Appellant also contends that the trial court was without jurisdiction, since berth 189 at Wilmington is under the exclusive jurisdiction of the Federal Government. The record however shows that much of the continuing offense occurred throughout other portions of Los Angeles County wholly outside of the port area. Further, it was incumbent upon appellant to have raised this point in the trial court as part of his defense. Appellant's failure to raise the point in the trial court is fatal. (People v. Allen, 172 Cal.App.2d 520, 522, 342 P.2d 368.)

Appellant also urges that the United States Supreme Court has in effect held that the first eight amendments apply to the states, including therein the right to indictment for a criminal offense by a grand jury.
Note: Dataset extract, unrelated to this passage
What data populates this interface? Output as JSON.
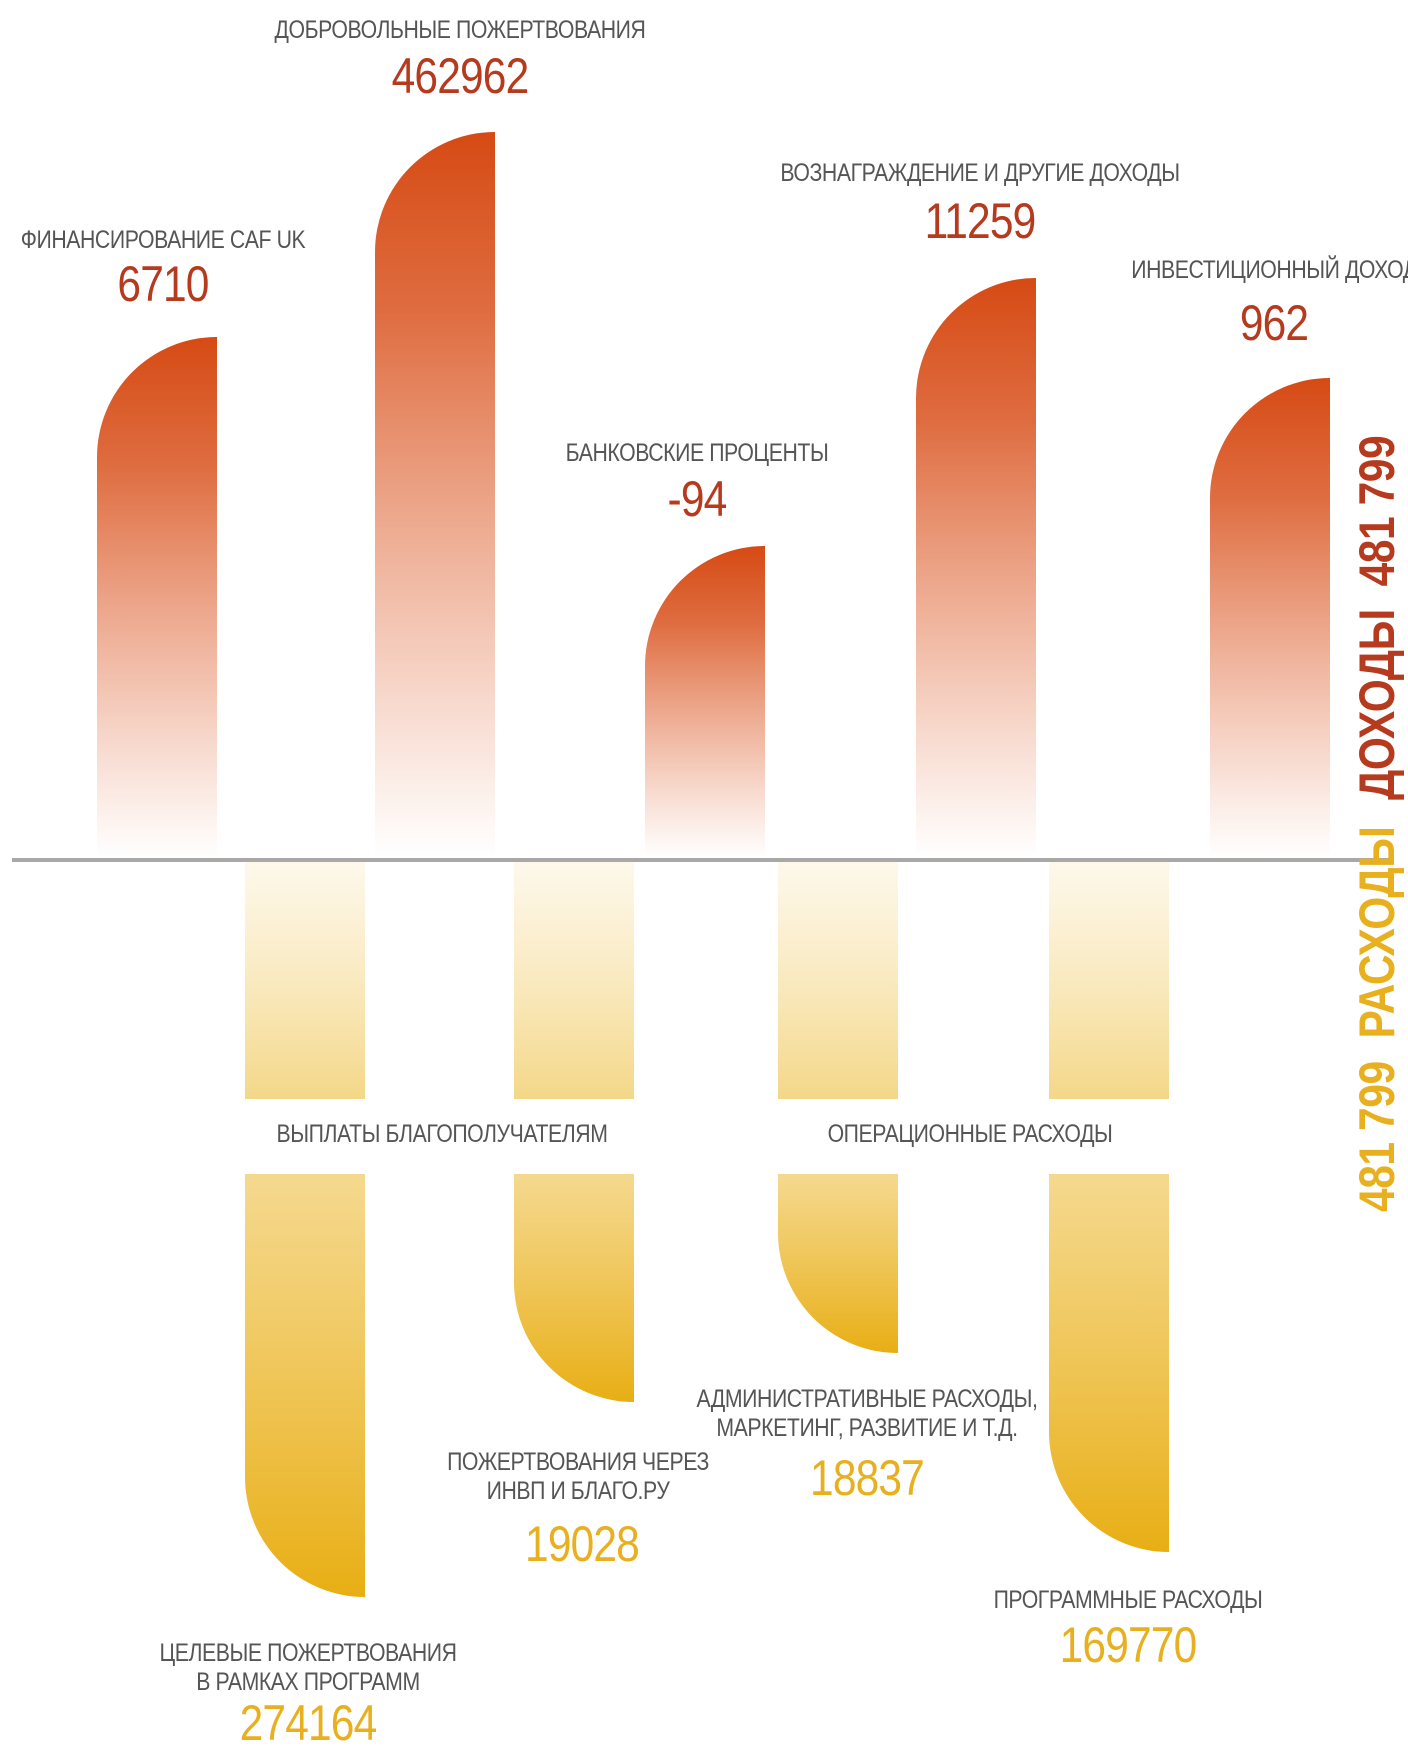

In the case at bench, proceedings were by way of information and preliminary hearing. Until Hurtado v. California, 110 U.S. 516, 4 S.Ct. 111, 28 L.Ed. 232, is overruled, we deem such proceeding more than adequate. In our opinion, proceeding by way of information and preliminary examination is more substantial due process than proceeding by way of indictment.

Finally, appellant urges that extrajudicial statements which were admitted in evidence, made by appellant to Mr. Light, a U.S. Custom's official, were inadmissable and cites as authority the rule announced in Escobedo v. Illinois, 378 U.S. 478, 84 S.Ct. 1758, 12 L.Ed.2d 977 and People v. Dorado, 61 A.C. 892, 40 Cal.Rptr. 264, 394 P.2d 952, in respect of which latter case a rehearing in now pending. There is no merit in this contention. The record shows that on December 10, 1962, after appellant had voluntarily given himself up, he had a conversation with Mr. Light. Mr. Light advised appellant that the records of the motor vehicle department showed that a station wagon used by appellant's accomplice belonged to appellant's brother. Appellant replied that he had borrowed the station wagon at 9:30 a. m. and returned it at 4:30 p. m. on the 28th of November; that he had not been in the harbour area on the 28th, and had not loaned the car to anyone on that date. This conversation was related by Mr. Light at the preliminary examination of appellant and appellant stipulated that it could be used as evidence at his trial.

Appellant testifying in his own defense, stated that he had possession of the station wagon at all times during November 28. Appellant's brother-in-law, Edison Moncrief, testifying at the trial for the prosecution, said that he loaned the station wagon to appellant about 9:00 a. m. on November 28, and that appellant returned it to him between 4:30 and 5:00 p. m. of the same day.

We see no similarity between the facts above recited and those in Escobedo or in Dorado. There is nothing in the present record to indicate that appellant espressed any desire to see an attorney or that he desired to remain silent. Appellant voluntarily entered the police station and voluntarily made the statements referred to, which are of an exculpatory nature rather than incriminating. Dorado is still pending, but even if under Dorado appellant had the right to be informed of his right to counsel, and to remain silent, there is not even now a contention either in the briefs or in a supplementary letter which appellant was permitted, after oral argument, to file in aid of his briefs, that appellant was deprived of this right.

The judgment is modified so as to eliminate therefrom the addition ‘without possibility of parole’. In all other respects judgment is affirmed.

ROTH, Presiding Justice.

HERNDON, J., and KINCAID, J. pro tem., concur. Hearing denied; MOSK, J., not participating.